From MySQL Workbench, choose Database, Migrate to open the migration wizard.
Read the migration wizard overview:
It describes the prerequisites and requirements that should be
understood before proceeding further. The Open ODBC
Administrator option will load
odbcad32.exe, and is used to confirm that
the ODBC Driver for SQL Server is installed, and to make
configuration changes if needed.
Click Start Migration to continue.
Select the source RDBMS that is migrating to MySQL. Choose the Database System that is being migrated, and the other connection parameters will change accordingly.
The target is the MySQL database that will contain the newly migrated database. The current Workbench MySQL connections will be available here, or you can choose Manage DB Connections to create a new connection.
The Schemata list is retrieved from both the source and target RDBMS. This is an automated and informational step that reports connection related errors and/or general log information. Press Next to continue.
Choose the schemata you want to migrate.
"Schema Name Mapping Method" options while migrating Microsoft SQL Server:
Keep schemata as they are: Catalog.Schema.Table -> Schema.Table: This will create multiple databases, one per schema.
Only one schema: Catalog.Schema.Table -> Catalog.Table: Merges each schema into a single database.
Only one schema, keep current schema names as a prefix: Catalog.Schema.Table -> Catalog.Schema_table: Preserves the schema name as a prefix.
The source metadata is fetched from the source RDBMS, and reverse engineered. This is an automated and informational step that reports related errors and/or general log information. View the logs and then press Next to continue.
The discovered objects from the Reverse Engineer Source stage are revealed and made available. This includes Table, View, and Routine objects, with only the Table objects being selected by default.
The migration process now converts the selected objects into MySQL compatible objects. View the logs and then proceed.
There are three sections to edit here, which are selected via the View select box on the top right. The Show Code and Messages button is available with every view, and it will show the generated MySQL code that corresponds to the selected object.
Migration Problems: This will either report problems or display "No mapping problems found." It is an informational screen.
All Objects: An object view that allows you to view and edit the object definitions. Double-click on a row to modify a target objects name.
Column Mappings: Shows all of the table column mappings, and allows you to individually review and fix the mapping for all column types, default values, and other attributes.
The schema may be created by either adding it to the target RDBMS, creating an SQL script file, or both.
Now the schemata is created. The complete log is also available here.
The generated objects are listed here, along with the error messages if any exist.
The migration code may also be viewed and edited here. To make changes, select an object, edit the query code, and press Apply. Repeat this process for each object that will be edited. And then, press Recreate Objects to save the results.
The Recreate Objects operation is required to save any changes here. It will then execute the previous migration step (Create Schemata) with the modified code, and then continue the migration process. This also means that the previously saved schema will be dropped.
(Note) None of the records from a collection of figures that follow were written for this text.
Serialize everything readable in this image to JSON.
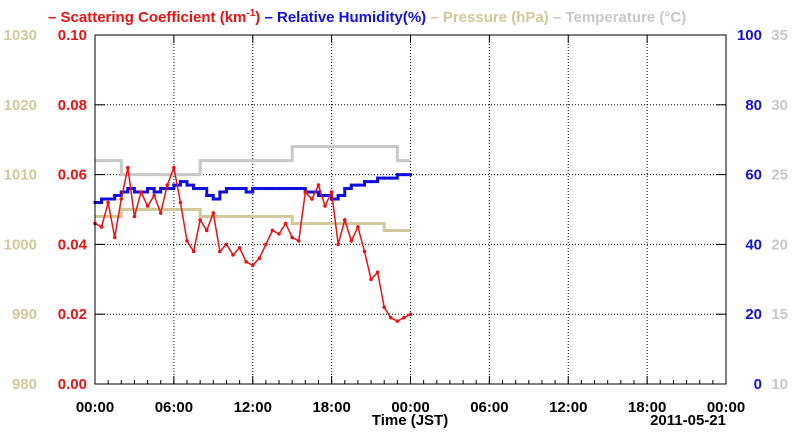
{
  "chart_data": {
    "type": "line",
    "legend": [
      {
        "key": "scattering",
        "label": "Scattering Coefficient (km",
        "sup": "-1",
        "label_tail": ")",
        "color": "#ee1111"
      },
      {
        "key": "humidity",
        "label": "Relative Humidity(%)",
        "color": "#1111dd"
      },
      {
        "key": "pressure",
        "label": "Pressure (hPa)",
        "color": "#d2c89a"
      },
      {
        "key": "temperature",
        "label": "Temperature (°C)",
        "color": "#c8c8c8"
      }
    ],
    "xlabel": "Time (JST)",
    "date_label": "2011-05-21",
    "x_ticks": [
      "00:00",
      "06:00",
      "12:00",
      "18:00",
      "00:00",
      "06:00",
      "12:00",
      "18:00",
      "00:00"
    ],
    "x_range_hours": [
      0,
      48
    ],
    "axes": {
      "scattering": {
        "side": "left-inner",
        "color": "#ee1111",
        "ylim": [
          0,
          0.1
        ],
        "ticks": [
          "0.00",
          "0.02",
          "0.04",
          "0.06",
          "0.08",
          "0.10"
        ]
      },
      "pressure": {
        "side": "left-outer",
        "color": "#d2c89a",
        "ylim": [
          980,
          1030
        ],
        "ticks": [
          "980",
          "990",
          "1000",
          "1010",
          "1020",
          "1030"
        ]
      },
      "humidity": {
        "side": "right-inner",
        "color": "#1111dd",
        "ylim": [
          0,
          100
        ],
        "ticks": [
          "0",
          "20",
          "40",
          "60",
          "80",
          "100"
        ]
      },
      "temperature": {
        "side": "right-outer",
        "color": "#c8c8c8",
        "ylim": [
          10,
          35
        ],
        "ticks": [
          "10",
          "15",
          "20",
          "25",
          "30",
          "35"
        ]
      }
    },
    "grid": true,
    "series": [
      {
        "key": "scattering",
        "x_hours": [
          0,
          0.5,
          1,
          1.5,
          2,
          2.5,
          3,
          3.5,
          4,
          4.5,
          5,
          5.5,
          6,
          6.5,
          7,
          7.5,
          8,
          8.5,
          9,
          9.5,
          10,
          10.5,
          11,
          11.5,
          12,
          12.5,
          13,
          13.5,
          14,
          14.5,
          15,
          15.5,
          16,
          16.5,
          17,
          17.5,
          18,
          18.5,
          19,
          19.5,
          20,
          20.5,
          21,
          21.5,
          22,
          22.5,
          23,
          23.5,
          24
        ],
        "values": [
          0.046,
          0.045,
          0.052,
          0.042,
          0.053,
          0.062,
          0.048,
          0.055,
          0.051,
          0.054,
          0.049,
          0.057,
          0.062,
          0.052,
          0.041,
          0.038,
          0.047,
          0.044,
          0.049,
          0.038,
          0.04,
          0.037,
          0.039,
          0.035,
          0.034,
          0.036,
          0.04,
          0.044,
          0.043,
          0.046,
          0.042,
          0.041,
          0.055,
          0.053,
          0.057,
          0.051,
          0.055,
          0.04,
          0.047,
          0.041,
          0.045,
          0.038,
          0.03,
          0.032,
          0.022,
          0.019,
          0.018,
          0.019,
          0.02
        ]
      },
      {
        "key": "humidity",
        "x_hours": [
          0,
          0.5,
          1,
          1.5,
          2,
          2.5,
          3,
          3.5,
          4,
          4.5,
          5,
          5.5,
          6,
          6.5,
          7,
          7.5,
          8,
          8.5,
          9,
          9.5,
          10,
          10.5,
          11,
          11.5,
          12,
          12.5,
          13,
          13.5,
          14,
          14.5,
          15,
          15.5,
          16,
          16.5,
          17,
          17.5,
          18,
          18.5,
          19,
          19.5,
          20,
          20.5,
          21,
          21.5,
          22,
          22.5,
          23,
          23.5,
          24
        ],
        "values": [
          52,
          53,
          53,
          54,
          55,
          56,
          55,
          55,
          56,
          55,
          56,
          56,
          57,
          58,
          57,
          56,
          56,
          54,
          53,
          55,
          56,
          56,
          56,
          55,
          56,
          56,
          56,
          56,
          56,
          56,
          56,
          56,
          55,
          55,
          54,
          54,
          53,
          54,
          56,
          57,
          57,
          58,
          58,
          59,
          59,
          59,
          60,
          60,
          60
        ]
      },
      {
        "key": "pressure",
        "x_hours": [
          0,
          1,
          2,
          3,
          4,
          5,
          6,
          7,
          8,
          9,
          10,
          11,
          12,
          13,
          14,
          15,
          16,
          17,
          18,
          19,
          20,
          21,
          22,
          23,
          24
        ],
        "values": [
          1004,
          1004,
          1005,
          1005,
          1005,
          1005,
          1005,
          1005,
          1004,
          1004,
          1004,
          1004,
          1004,
          1004,
          1004,
          1003,
          1003,
          1003,
          1003,
          1003,
          1003,
          1003,
          1002,
          1002,
          1002
        ]
      },
      {
        "key": "temperature",
        "x_hours": [
          0,
          1,
          2,
          3,
          4,
          5,
          6,
          7,
          8,
          9,
          10,
          11,
          12,
          13,
          14,
          15,
          16,
          17,
          18,
          19,
          20,
          21,
          22,
          23,
          24
        ],
        "values": [
          26,
          26,
          25,
          25,
          25,
          25,
          25,
          25,
          26,
          26,
          26,
          26,
          26,
          26,
          26,
          27,
          27,
          27,
          27,
          27,
          27,
          27,
          27,
          26,
          26
        ]
      }
    ]
  }
}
The next step transfers data from the source RDBMS to the target MySQL database. The setup screen includes the following options:
Online copy of table data to target RDBMS: This (default) will copy the data to the target RDBMS.
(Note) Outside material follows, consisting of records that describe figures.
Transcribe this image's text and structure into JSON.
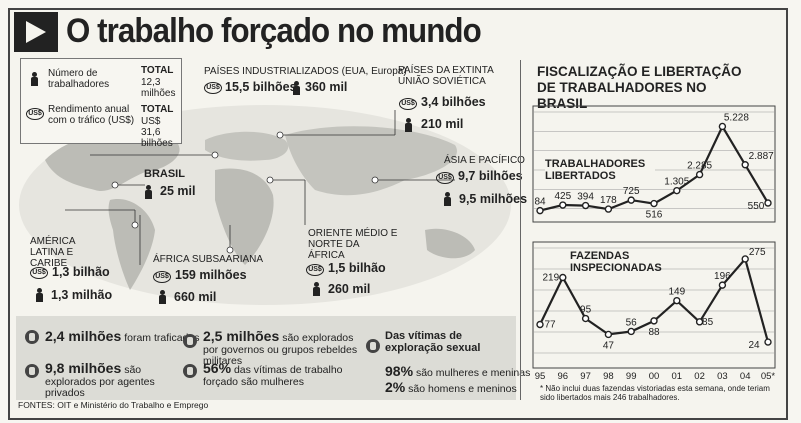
{
  "title": "O trabalho forçado no mundo",
  "legend": {
    "workers_label": "Número de trabalhadores",
    "workers_total_label": "TOTAL",
    "workers_total_value": "12,3 milhões",
    "revenue_label": "Rendimento anual com o tráfico (US$)",
    "revenue_total_label": "TOTAL",
    "revenue_total_value": "US$ 31,6 bilhões",
    "coin_symbol": "US$"
  },
  "regions": [
    {
      "name": "PAÍSES INDUSTRIALIZADOS (EUA, Europa)",
      "revenue": "15,5 bilhões",
      "workers": "360 mil"
    },
    {
      "name": "PAÍSES DA EXTINTA UNIÃO SOVIÉTICA",
      "revenue": "3,4 bilhões",
      "workers": "210 mil"
    },
    {
      "name": "BRASIL",
      "revenue": "",
      "workers": "25 mil"
    },
    {
      "name": "ÁSIA E PACÍFICO",
      "revenue": "9,7 bilhões",
      "workers": "9,5 milhões"
    },
    {
      "name": "AMÉRICA LATINA E CARIBE",
      "revenue": "1,3 bilhão",
      "workers": "1,3 milhão"
    },
    {
      "name": "ÁFRICA SUBSAARIANA",
      "revenue": "159 milhões",
      "workers": "660 mil"
    },
    {
      "name": "ORIENTE MÉDIO E NORTE DA ÁFRICA",
      "revenue": "1,5 bilhão",
      "workers": "260 mil"
    }
  ],
  "facts": [
    {
      "bold": "2,4 milhões",
      "text": "foram traficados"
    },
    {
      "bold": "9,8 milhões",
      "text": "são explorados por agentes privados"
    },
    {
      "bold": "2,5 milhões",
      "text": "são explorados por governos ou grupos rebeldes militares"
    },
    {
      "bold": "56%",
      "text": "das vítimas de trabalho forçado são mulheres"
    },
    {
      "bold": "Das vítimas de exploração sexual",
      "text": ""
    },
    {
      "bold": "98%",
      "text": "são mulheres e meninas"
    },
    {
      "bold": "2%",
      "text": "são homens e meninos"
    }
  ],
  "sources": "FONTES: OIT e Ministério do Trabalho e Emprego",
  "chart_title": "FISCALIZAÇÃO E LIBERTAÇÃO DE TRABALHADORES NO BRASIL",
  "footnote": "* Não inclui duas fazendas vistoriadas esta semana, onde teriam sido libertados mais 246 trabalhadores.",
  "chart_data": [
    {
      "type": "line",
      "title": "TRABALHADORES LIBERTADOS",
      "categories": [
        "95",
        "96",
        "97",
        "98",
        "99",
        "00",
        "01",
        "02",
        "03",
        "04",
        "05*"
      ],
      "values": [
        84,
        425,
        394,
        178,
        725,
        516,
        1305,
        2285,
        5228,
        2887,
        550
      ],
      "labels": [
        "84",
        "425",
        "394",
        "178",
        "725",
        "516",
        "1.305",
        "2.285",
        "5.228",
        "2.887",
        "550"
      ],
      "ylim": [
        0,
        5500
      ]
    },
    {
      "type": "line",
      "title": "FAZENDAS INSPECIONADAS",
      "categories": [
        "95",
        "96",
        "97",
        "98",
        "99",
        "00",
        "01",
        "02",
        "03",
        "04",
        "05*"
      ],
      "values": [
        77,
        219,
        95,
        47,
        56,
        88,
        149,
        85,
        196,
        275,
        24
      ],
      "labels": [
        "77",
        "219",
        "95",
        "47",
        "56",
        "88",
        "149",
        "85",
        "196",
        "275",
        "24"
      ],
      "ylim": [
        0,
        290
      ]
    }
  ]
}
Create a batch file to copy the data at another time: The data may also be dumped to a file that can be executed at a later time, or be used as a backup. This script uses a MySQL connection to transfer the data.
Create a shell script to use native server dump and load abilities for fast migration: Unlike the simple batch file that performs a live online copy, this generates a script to be executed on the source host to then generate a Zip file containing all of the data and information needed to migrate the data locally on the target host. Copy and extract the generated Zip file on the target host and then execute the import script (on the target host) to import the data into MySQL using a LOAD DATA call.
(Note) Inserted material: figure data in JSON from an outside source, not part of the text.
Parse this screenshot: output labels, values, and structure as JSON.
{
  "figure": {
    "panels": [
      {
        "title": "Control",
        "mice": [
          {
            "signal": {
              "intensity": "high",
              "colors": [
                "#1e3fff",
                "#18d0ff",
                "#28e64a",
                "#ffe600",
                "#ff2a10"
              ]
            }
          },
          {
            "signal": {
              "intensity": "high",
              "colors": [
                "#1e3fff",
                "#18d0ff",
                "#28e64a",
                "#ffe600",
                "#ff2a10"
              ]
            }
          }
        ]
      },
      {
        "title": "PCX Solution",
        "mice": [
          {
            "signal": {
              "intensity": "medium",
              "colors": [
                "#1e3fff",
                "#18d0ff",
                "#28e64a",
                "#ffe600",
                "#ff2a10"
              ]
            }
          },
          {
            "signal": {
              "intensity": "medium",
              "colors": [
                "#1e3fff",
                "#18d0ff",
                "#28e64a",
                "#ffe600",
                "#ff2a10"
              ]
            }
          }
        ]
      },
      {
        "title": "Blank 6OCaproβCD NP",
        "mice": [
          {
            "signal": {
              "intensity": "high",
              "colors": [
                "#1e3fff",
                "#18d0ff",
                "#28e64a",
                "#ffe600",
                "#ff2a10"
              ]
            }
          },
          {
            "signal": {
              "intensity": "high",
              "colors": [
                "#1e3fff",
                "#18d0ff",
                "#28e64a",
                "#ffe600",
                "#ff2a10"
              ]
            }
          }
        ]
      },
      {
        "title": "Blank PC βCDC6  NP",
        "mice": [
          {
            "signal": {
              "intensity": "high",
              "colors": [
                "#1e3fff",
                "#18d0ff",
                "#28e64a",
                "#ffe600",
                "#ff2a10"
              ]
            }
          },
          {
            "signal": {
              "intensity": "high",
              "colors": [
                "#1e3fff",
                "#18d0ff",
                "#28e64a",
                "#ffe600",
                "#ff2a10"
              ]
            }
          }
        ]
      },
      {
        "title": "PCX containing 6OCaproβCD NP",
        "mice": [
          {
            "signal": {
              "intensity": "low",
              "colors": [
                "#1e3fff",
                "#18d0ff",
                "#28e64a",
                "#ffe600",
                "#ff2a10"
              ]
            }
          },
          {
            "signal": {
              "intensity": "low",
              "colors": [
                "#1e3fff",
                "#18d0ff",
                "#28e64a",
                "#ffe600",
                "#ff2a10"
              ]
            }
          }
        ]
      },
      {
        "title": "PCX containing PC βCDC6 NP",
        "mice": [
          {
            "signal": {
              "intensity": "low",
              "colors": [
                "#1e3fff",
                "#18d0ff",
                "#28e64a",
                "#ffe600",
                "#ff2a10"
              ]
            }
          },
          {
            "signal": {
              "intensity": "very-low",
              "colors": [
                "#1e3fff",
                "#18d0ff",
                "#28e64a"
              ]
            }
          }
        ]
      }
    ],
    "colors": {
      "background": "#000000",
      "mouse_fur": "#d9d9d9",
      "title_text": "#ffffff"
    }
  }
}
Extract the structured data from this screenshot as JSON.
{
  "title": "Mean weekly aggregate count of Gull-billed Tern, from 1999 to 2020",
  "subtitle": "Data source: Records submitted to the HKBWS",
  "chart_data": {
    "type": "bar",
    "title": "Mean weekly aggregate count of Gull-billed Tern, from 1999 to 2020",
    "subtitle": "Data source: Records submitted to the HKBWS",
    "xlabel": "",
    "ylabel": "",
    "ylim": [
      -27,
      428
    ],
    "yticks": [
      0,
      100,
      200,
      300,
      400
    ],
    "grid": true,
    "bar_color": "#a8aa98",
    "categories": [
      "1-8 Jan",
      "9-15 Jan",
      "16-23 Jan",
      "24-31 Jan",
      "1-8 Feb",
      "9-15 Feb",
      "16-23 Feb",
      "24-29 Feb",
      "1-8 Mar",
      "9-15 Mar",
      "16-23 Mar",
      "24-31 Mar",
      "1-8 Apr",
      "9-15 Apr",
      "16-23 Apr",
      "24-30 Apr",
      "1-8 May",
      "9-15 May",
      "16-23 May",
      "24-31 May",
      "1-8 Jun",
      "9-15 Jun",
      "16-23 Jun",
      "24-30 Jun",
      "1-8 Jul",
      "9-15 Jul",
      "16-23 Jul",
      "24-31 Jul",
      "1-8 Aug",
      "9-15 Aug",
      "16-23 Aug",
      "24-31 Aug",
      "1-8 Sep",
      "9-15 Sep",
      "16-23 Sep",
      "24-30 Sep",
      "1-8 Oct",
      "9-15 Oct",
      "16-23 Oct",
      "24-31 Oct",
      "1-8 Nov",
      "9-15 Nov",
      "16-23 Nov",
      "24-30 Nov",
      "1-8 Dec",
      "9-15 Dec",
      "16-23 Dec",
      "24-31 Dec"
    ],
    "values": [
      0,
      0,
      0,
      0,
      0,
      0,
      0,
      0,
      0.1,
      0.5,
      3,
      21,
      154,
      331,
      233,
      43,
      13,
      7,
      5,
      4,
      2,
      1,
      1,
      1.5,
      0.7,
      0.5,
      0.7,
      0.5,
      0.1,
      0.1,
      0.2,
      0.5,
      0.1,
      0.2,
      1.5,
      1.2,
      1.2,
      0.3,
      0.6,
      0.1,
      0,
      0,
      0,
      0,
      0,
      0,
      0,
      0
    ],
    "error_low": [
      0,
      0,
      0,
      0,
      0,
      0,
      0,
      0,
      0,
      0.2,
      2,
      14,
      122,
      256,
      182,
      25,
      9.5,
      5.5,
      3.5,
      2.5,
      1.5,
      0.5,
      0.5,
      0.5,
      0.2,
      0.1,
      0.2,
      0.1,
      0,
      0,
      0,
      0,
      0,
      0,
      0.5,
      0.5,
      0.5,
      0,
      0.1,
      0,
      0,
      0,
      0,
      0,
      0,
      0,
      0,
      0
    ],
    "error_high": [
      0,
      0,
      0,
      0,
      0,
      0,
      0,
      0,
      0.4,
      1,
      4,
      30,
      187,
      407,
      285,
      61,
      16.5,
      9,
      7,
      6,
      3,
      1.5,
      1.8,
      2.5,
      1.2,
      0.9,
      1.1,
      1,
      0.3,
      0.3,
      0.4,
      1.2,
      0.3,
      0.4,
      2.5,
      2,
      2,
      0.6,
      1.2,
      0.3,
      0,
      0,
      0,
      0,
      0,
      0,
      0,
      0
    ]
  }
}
This faster method avoids the need to traffic all data through MySQL Workbench, or to have a permanent network connection between the MySQL servers.
This option was added in MySQL Workbench 6.3.0.
Truncate target tables before copying data: In case the target database already exists, this will delete said data.
Worker tasks: The default value is
This is the number of tasks (database connections) used
while copying the data.
Enable debug output for table copy: Shows debugging information.
Depending on the selected option, this will either transfer the data to the target RDMS (default), generate a simple script for the online data transfer, or generate script to execute on the source host that then generates a Zip file containing both the transfer script and data that will be executed on the target host. Optionally, view the logs to confirm.
And finally, the migration report is available and summarizes the entire migration process.
Pressing Finish will close the migration window. If you chose the online copy then the database can now be viewed within the MySQL Workbench SQL editor.
If a MySQL Workbench SQL Editor tab is already opened, then the schema list within the Object Browser must be refreshed in order to view the newly imported schema.